Süddeutsche Zeitung

Protest:Olchinger wollen ihre neue Mitte nicht verschachern lassen

Bürgerinitiative möchte den Verkauf der Paulusgrube an einen Investor verhindern und fordert den sofortigen Stopp der Planungen

Von Katharina Knaut, Olching

In der Stadt Olching regt sich Widerstand gegen die Entwürfe zur Neugestaltung des Bahnhofsgeländes. Bereits Ende vergangener Woche rief die Initiative Paulusgrube zum Einspruch gegen die Planung auf, am Freitag übergaben dann die Initiatoren 1203 Einspruchskarten an die Stadtverwaltung im Rathaus. "Ziel der Aktion ist, den Verkauf an einen Investor zu verhindern und die Planung, so wie sie ist, zu stoppen", erklärt Hubert Widmann, einer der Initiatoren.

Die Debatten um die Neugestaltung des Bahnhofsareals im Zentrum Olchings laufen bereits seit Jahren. Es gilt als "Jahrhundertprojekt", das der Stadt eine neue Mitte verleihen wird.

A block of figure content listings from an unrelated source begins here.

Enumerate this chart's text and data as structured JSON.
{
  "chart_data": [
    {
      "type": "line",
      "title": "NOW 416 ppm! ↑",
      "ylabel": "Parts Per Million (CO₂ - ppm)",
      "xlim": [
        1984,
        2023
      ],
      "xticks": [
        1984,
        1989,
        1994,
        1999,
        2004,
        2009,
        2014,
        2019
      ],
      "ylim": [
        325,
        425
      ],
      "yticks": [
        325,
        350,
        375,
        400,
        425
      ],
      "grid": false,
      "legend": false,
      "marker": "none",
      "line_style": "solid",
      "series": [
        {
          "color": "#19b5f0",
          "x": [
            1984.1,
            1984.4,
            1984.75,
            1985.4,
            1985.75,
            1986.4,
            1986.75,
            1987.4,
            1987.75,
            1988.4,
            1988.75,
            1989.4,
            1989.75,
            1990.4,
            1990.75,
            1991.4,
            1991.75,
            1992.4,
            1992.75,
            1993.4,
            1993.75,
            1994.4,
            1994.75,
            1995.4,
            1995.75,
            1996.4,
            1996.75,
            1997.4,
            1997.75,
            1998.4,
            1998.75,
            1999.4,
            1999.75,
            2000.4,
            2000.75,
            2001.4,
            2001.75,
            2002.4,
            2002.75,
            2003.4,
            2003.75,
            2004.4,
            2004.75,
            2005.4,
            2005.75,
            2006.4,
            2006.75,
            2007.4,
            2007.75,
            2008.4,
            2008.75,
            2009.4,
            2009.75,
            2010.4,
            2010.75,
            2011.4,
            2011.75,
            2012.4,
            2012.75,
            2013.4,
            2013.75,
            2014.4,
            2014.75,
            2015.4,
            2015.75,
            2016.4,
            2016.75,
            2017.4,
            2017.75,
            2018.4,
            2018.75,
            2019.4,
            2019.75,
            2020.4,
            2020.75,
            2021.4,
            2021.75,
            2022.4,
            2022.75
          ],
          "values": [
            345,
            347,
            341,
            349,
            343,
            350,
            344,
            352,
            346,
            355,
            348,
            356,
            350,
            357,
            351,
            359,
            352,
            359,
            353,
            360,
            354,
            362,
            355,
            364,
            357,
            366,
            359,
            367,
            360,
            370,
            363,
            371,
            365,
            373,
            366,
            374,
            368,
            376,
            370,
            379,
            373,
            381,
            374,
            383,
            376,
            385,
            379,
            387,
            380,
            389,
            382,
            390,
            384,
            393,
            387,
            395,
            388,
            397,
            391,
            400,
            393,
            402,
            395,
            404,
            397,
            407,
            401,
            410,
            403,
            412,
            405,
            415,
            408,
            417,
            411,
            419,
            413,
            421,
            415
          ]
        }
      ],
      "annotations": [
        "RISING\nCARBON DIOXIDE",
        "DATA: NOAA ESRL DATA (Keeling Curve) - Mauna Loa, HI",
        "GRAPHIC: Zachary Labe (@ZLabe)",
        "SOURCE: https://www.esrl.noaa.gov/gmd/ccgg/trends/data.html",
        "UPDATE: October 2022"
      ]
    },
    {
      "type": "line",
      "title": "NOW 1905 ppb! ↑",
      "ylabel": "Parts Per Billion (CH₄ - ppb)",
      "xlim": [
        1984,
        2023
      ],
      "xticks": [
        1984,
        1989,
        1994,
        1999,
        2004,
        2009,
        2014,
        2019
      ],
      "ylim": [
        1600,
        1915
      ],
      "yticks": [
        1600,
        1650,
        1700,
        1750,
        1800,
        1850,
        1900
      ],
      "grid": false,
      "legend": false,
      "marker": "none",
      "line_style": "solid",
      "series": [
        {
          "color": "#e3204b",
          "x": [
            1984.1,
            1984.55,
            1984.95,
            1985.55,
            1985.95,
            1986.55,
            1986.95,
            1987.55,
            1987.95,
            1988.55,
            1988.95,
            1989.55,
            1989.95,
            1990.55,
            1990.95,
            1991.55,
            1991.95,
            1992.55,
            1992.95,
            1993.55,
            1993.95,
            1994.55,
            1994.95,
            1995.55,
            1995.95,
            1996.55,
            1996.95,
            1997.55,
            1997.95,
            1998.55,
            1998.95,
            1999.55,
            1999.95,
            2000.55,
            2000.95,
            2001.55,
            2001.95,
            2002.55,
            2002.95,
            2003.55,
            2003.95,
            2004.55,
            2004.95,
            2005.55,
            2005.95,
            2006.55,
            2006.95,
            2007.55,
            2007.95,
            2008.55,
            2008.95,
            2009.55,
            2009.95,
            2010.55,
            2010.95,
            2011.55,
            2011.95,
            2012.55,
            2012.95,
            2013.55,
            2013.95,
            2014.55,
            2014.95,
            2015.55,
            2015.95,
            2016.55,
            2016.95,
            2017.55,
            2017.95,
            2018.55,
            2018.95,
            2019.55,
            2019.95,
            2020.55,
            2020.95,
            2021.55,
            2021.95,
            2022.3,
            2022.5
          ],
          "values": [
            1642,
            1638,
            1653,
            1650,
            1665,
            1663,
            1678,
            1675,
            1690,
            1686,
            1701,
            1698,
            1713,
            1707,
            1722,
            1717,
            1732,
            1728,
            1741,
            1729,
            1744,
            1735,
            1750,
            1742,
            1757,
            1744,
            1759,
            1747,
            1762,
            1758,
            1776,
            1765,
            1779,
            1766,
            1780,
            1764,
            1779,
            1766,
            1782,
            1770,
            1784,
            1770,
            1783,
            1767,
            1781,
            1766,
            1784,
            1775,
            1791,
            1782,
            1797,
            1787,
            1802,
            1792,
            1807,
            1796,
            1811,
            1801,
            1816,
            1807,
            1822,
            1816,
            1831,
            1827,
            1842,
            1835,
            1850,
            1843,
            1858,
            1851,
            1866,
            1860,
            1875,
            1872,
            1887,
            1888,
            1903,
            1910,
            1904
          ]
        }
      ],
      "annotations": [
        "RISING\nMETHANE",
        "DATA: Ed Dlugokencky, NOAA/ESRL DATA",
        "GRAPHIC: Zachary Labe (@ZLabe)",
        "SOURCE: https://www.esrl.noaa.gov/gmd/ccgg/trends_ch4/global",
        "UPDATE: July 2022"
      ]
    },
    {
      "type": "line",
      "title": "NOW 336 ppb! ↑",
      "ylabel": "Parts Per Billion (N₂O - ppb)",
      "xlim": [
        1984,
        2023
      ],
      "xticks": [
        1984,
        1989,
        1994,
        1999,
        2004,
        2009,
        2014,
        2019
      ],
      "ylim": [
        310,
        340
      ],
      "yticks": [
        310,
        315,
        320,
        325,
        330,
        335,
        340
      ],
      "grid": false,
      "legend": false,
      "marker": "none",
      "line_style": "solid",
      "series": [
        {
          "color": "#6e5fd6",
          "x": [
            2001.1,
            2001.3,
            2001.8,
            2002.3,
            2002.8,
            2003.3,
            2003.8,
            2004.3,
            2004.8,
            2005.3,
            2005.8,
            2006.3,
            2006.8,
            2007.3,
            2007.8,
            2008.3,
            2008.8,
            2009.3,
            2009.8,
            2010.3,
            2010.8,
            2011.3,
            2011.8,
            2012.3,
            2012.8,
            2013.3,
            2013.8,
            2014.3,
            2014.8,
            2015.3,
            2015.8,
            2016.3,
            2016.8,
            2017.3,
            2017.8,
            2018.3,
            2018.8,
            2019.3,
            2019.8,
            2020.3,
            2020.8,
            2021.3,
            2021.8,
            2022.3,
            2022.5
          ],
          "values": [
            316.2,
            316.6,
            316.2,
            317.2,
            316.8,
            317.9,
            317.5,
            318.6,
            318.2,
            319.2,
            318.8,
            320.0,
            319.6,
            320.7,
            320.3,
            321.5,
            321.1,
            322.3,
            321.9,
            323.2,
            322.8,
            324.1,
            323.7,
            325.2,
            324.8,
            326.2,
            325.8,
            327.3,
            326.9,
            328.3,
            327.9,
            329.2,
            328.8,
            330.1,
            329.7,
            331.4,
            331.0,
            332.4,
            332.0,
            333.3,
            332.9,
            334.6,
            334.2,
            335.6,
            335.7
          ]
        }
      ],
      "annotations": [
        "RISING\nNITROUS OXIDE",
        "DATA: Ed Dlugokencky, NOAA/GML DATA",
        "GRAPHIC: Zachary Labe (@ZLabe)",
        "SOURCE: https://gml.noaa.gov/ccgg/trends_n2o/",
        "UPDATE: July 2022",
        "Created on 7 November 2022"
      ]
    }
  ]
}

In Zusammenarbeit mit der Deutschen Bahn, der unter anderem das Bahnhofsgebäude gehört und die eine Beteiligung zunächst abgelehnt hatte, erstellte die Stadt den Entwurf eines Bebauungsplans, den der Stadtrat Anfang dieses Jahres beschloss. Dieser enthält unter anderem ein neues Bahnhofsgebäude sowie einen Busbahnhof und Tiefgaragenstellplätze. Hinzu kommt ein Hauptgebäude, in dessen Erdgeschoss ein Laden sowie Gastronomie und ein Café vorgesehen sind. In den Obergeschossen könnte ein Bürgerbüro mit Meldeamt entstehen. Auch die Möglichkeit eines Kinos steht im Raum. Zusätzlich sind mehrere Wohnkomplexe geplant.

Vor einem Monat wurden die Pläne und die zugehörigen Gutachten zur öffentlichen Beteiligung ausgelegt. Bis Freitag konnten Bürger Einsicht nehmen und Stellung beziehen. In diesem Zusammenhang rief die Bürgerinitiative Paulusgrube die Olchinger dazu auf, Einspruch gegen die Planung zu erheben. Die Initiatoren kritisieren unter anderem, dass die Entwürfe nicht mehr den Wünschen der Bürger entsprechen, die sie im Rahmen von Workshops geäußert hatten. Sie warnen auch davor, dass sich das Verkehrsaufkommen in umliegenden Straßen drastisch erhöhen könnte. Vor allem sprechen sie sich aber gegen einen möglichen Grundstücksverkauf an einen Investor aus. "Es ist die letzte große, zusammenhängende Fläche, an der die Zukunft von Olching beeinflusst werden kann", betont Widmann. "Dieses Grundstück im Herzen von Olching aus der Hand zu geben, wäre der falsche Weg."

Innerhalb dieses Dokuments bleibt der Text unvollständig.